I think they have one of the strongest AI teams in the world. They have the leading model in the world right now. I think most people consider Sonnet to be the top model for reasoning and for coding and for a lot of other things as well. We get a lot of great feedback from customers on them. So we love that partnership, and we learn a lot from them too, as they build their models on top of Trainium, so there’s a nice flywheel benefit where we get to learn from them, building on top of us. Our customers get to take advantage of leveraging their models inside of Bedrock, and we can grow the business together.

How are you thinking about ensuring safety and responsibility in the development of AI?

It’s super important. And it goes up and down the stack. One of the reasons why customers are excited about models from us, in addition to them being very performant, is that we care a ton about safety. And so there’s a couple of things. One is, you have to start from the beginning when you’re building the models, you think about, how do you have as many controls in there as possible? How do you have safe development to the models? And then I think you need belt and suspenders in this space, because you can, of course, make models say things that you can then say “oh, look what they said.” Practically speaking our customers are trying to integrate these into their applications. And different from being able to produce a recipe for a bomb or something, which we definitely want to have security controls around, safety and control models actually extends specific to very use cases. If you’re building an insurance application, you don’t want your application to give out healthcare advice, whereas, if you’re building healthcare one, you may. So we give a lot of controls to the customers so that they can build guardrails around the responses for models to really help guide how they want models to answer those questions. We launched a number of enhancements at re:Invent including what we call automated reasoning checks, which actually can give you a mathematical proof for if we can be 100% sure that an answer coming back is correct, based on the corpus of data that you have fed into the model. Eliminating hallucinations for a subset of answers is also super important. What’s unsafe in the context of a customer’s application can vary pretty widely, and so we try to give some really good controls for customers to be able to define that, because it’s going to depend on the use cases.

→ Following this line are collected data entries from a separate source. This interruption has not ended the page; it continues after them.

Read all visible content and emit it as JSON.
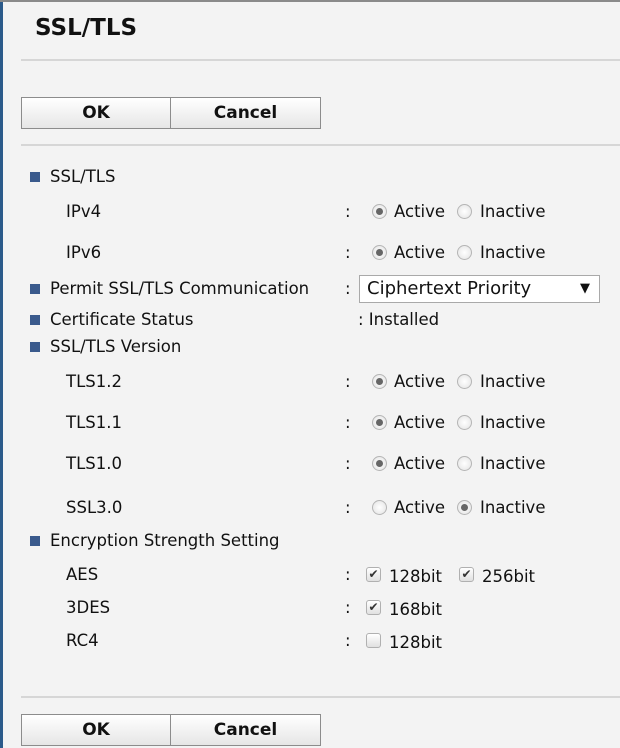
{
  "title": "SSL/TLS",
  "buttons": {
    "ok": "OK",
    "cancel": "Cancel"
  },
  "colon": ":",
  "options": {
    "active": "Active",
    "inactive": "Inactive"
  },
  "sections": {
    "ssltls": {
      "label": "SSL/TLS",
      "ipv4": {
        "label": "IPv4",
        "value": "Active"
      },
      "ipv6": {
        "label": "IPv6",
        "value": "Active"
      }
    },
    "permit": {
      "label": "Permit SSL/TLS Communication",
      "value": "Ciphertext Priority",
      "arrow": "▼"
    },
    "cert": {
      "label": "Certificate Status",
      "value": ": Installed"
    },
    "version": {
      "label": "SSL/TLS Version",
      "tls12": {
        "label": "TLS1.2",
        "value": "Active"
      },
      "tls11": {
        "label": "TLS1.1",
        "value": "Active"
      },
      "tls10": {
        "label": "TLS1.0",
        "value": "Active"
      },
      "ssl30": {
        "label": "SSL3.0",
        "value": "Inactive"
      }
    },
    "encryption": {
      "label": "Encryption Strength Setting",
      "aes": {
        "label": "AES",
        "opt1": "128bit",
        "opt1_checked": true,
        "opt2": "256bit",
        "opt2_checked": true
      },
      "des3": {
        "label": "3DES",
        "opt1": "168bit",
        "opt1_checked": true
      },
      "rc4": {
        "label": "RC4",
        "opt1": "128bit",
        "opt1_checked": false
      }
    }
  },
  "colors": {
    "bullet": "#3a5a8c",
    "background": "#f3f3f3"
  }
}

Energy requirements are a huge challenge for this business. Amazon is committed to a net zero emissions target by 2040 and you reported some progress there. How are you planning to continue reducing emissions while investing in large-scale infrastructure for AI?

Number one is you just have to have that long term view as to how we ensure that the world has enough carbon-zero power. We’ve been the single biggest purchaser of renewable energy deals, new energy deals to the grid, so commissioning new solar—solar farms, or wind farms, etc. We’ve been the biggest corporate purchaser each of the last five years, and will continue to do that. Even on that path, that may not be fast enough, and so we’ve actually started investing in nuclear. I do think that that’s an important component. It’ll be part of that portfolio. It can be both large scale nuclear plants as well as, we’ve invested in and we’re very bullish about small modular reactor technology, which is probably six or seven years out from really being in mass production. But we’re optimistic that that can be another solve as part of that portfolio as well.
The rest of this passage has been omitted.